Conte was sanctioned by the Italian Football Federation (FIGC) for his role in the “Scommessopoli” (or “Calcioscommesse”) match-fixing scandal. He was convicted of having knowledge that a Serie B game between Siena (the club he managed in 2010-11) and Albinoleffe was fixed and not reporting it to the authorities. The FIGC announced the punishment earlier this month, and an Italian court rejected Conte’s appeal on Tuesday.
The man who led Juventus to an unbeaten league campaign last season will be absent from the sidelines for the entire 2012-13 season. Earlier this month, the club announced that Conte will remain in his role — regardless of the outcome of the trial and appeal. He is that important to the current Juve project.
The lenient nature of the ban ensures that Juventus will continue to benefit from the Conte effect. Like any manager, he can work with the team on a day-to-day basis, lead practice and pick the gameday squad. But he will be barred from communicating with the team before and during the games (at the stadium), and he won’t talk to the media afterwards.
On gameday, assistant coach Massimo Carrera will be the outward-looking face of the club, but Conte will be the sun around which the world of Juve revolves during the week. Director general Beppe Marotta was unwavering in his support of the 43-year-old tactician, according to Football Italia.
“Antonio was the main architect of winning the league and, even considering the fact that the modern role of the coach is primarily to manage his group, we are convinced that the work to take place during the week is still fundamental,” Marotta said.
“The game will be a bit like an examination for a student, who must study in the days before so as to pass.
“He is the manager of a group that recognizes him as a leader, whilst Juventus are champions and we are convinced that will make up for his absence.”
Rather than destabilize the winning environment Conte created in Turin, the scandal could serve as a motivating force at the club. Fans and officials lay claim to the two Serie A titles (2005 and 2006) that were stripped because of Juve’s involvement in the “Calciopoli” scandal in 2006. Conte’s ban, and those of his assistants Cristian Stellini and Angelo Alessio, only adds to Juve’s sense of injustice.

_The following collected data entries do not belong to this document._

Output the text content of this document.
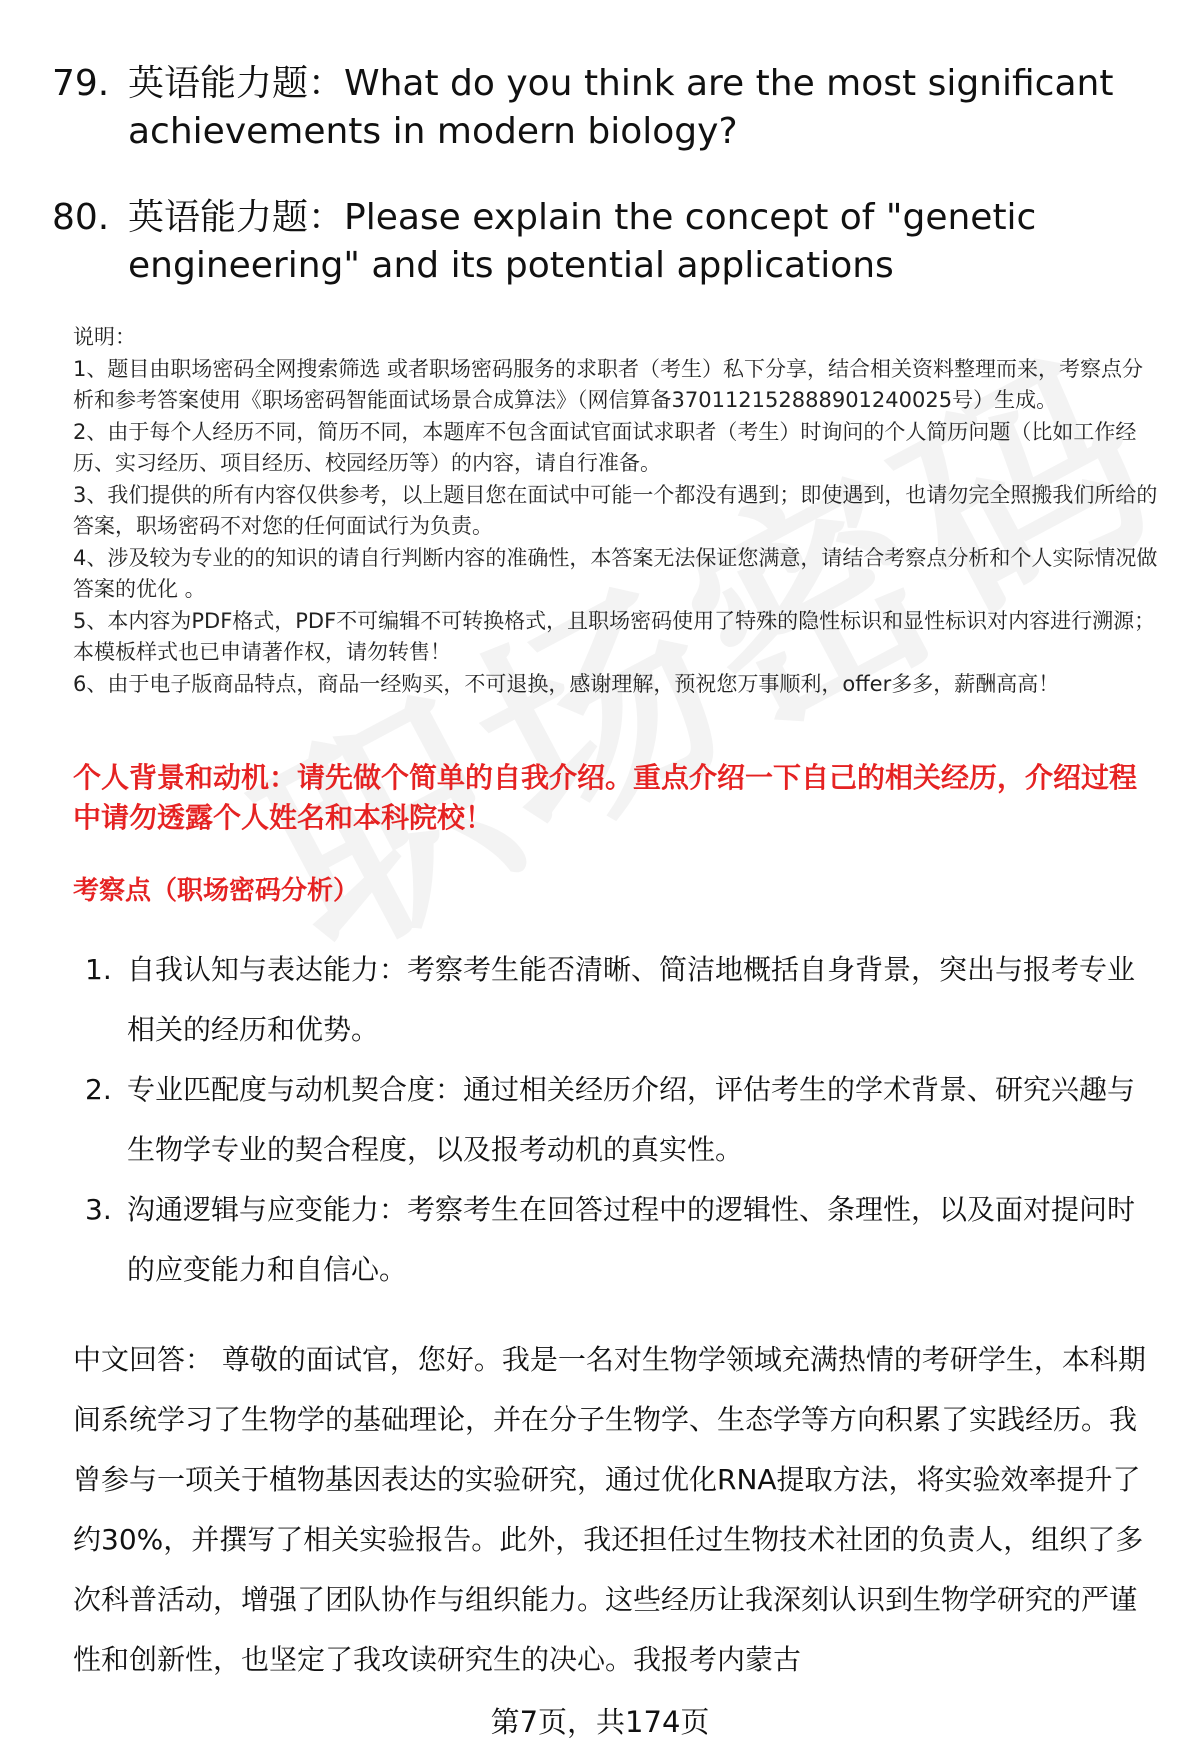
79. 英语能力题：What do you think are the most significant achievements in modern biology?
80. 英语能力题：Please explain the concept of "genetic engineering" and its potential applications

说明：

1、题目由职场密码全网搜索筛选 或者职场密码服务的求职者（考生）私下分享，结合相关资料整理而来，考察点分析和参考答案使用《职场密码智能面试场景合成算法》（网信算备370112152888901240025号）生成。

2、由于每个人经历不同，简历不同，本题库不包含面试官面试求职者（考生）时询问的个人简历问题（比如工作经历、实习经历、项目经历、校园经历等）的内容，请自行准备。

3、我们提供的所有内容仅供参考，以上题目您在面试中可能一个都没有遇到；即使遇到，也请勿完全照搬我们所给的答案，职场密码不对您的任何面试行为负责。

4、涉及较为专业的的知识的请自行判断内容的准确性，本答案无法保证您满意，请结合考察点分析和个人实际情况做答案的优化 。

5、本内容为PDF格式，PDF不可编辑不可转换格式，且职场密码使用了特殊的隐性标识和显性标识对内容进行溯源；本模板样式也已申请著作权，请勿转售！

6、由于电子版商品特点，商品一经购买，不可退换，感谢理解，预祝您万事顺利，offer多多，薪酬高高！

个人背景和动机：请先做个简单的自我介绍。重点介绍一下自己的相关经历，介绍过程中请勿透露个人姓名和本科院校！
考察点（职场密码分析）
1. 自我认知与表达能力：考察考生能否清晰、简洁地概括自身背景，突出与报考专业相关的经历和优势。
2. 专业匹配度与动机契合度：通过相关经历介绍，评估考生的学术背景、研究兴趣与生物学专业的契合程度，以及报考动机的真实性。
3. 沟通逻辑与应变能力：考察考生在回答过程中的逻辑性、条理性，以及面对提问时的应变能力和自信心。

中文回答： 尊敬的面试官，您好。我是一名对生物学领域充满热情的考研学生，本科期间系统学习了生物学的基础理论，并在分子生物学、生态学等方向积累了实践经历。我曾参与一项关于植物基因表达的实验研究，通过优化RNA提取方法，将实验效率提升了约30%，并撰写了相关实验报告。此外，我还担任过生物技术社团的负责人，组织了多次科普活动，增强了团队协作与组织能力。这些经历让我深刻认识到生物学研究的严谨性和创新性，也坚定了我攻读研究生的决心。我报考内蒙古

第7页，共174页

One need only look at the 2007-08 New England Patriots to see what can happen when a team rallies around its embattled leader. Before that National Football League (NFL) season, head coach Bill Belichick was charged with ordering members of his staff to illegally videotape opposition coaches during games. Belichick and the Patriots were punished — to the fullest extent — for the “Spygate” scandal. Their players responded with one of the most dominant campaigns in NFL history.
It’s unlikely that a man of iron will like Conte will let his personal troubles derail his club’s fierce march into the future. At this point, the most visable negative effect has been a failure to land Robin van Persie from Arsenal. Top players will be wary of joining a club that is hounded by scandal, but the clock is already ticking toward June 9, 2013, when Conte’s sideline ban will be lifted (the Italian Olympic Committe will hear his appeal in September, and it could reduce his band). Juve still may lack that “world-class” forward, but it already enjoyed a fruitful summer in the transfer market. Kwadwo Asamoah and Mauricio Isla were signed from Udinese, Lucio joined from Inter Milan and Sebastian Giovinco returns from Parma.
Those reinforcements should keep Juventus far ahead of the chasing pack of Italian clubs, and it will embark on the UEFA Champions League campaign with talent, confidence and depth. Juventus may not go unbeaten in 43 of 44 games as it did last season, but it will continue to move forward because the one who is most responsible for that feat remains firmly in place. That will remain the case for the forseeable future.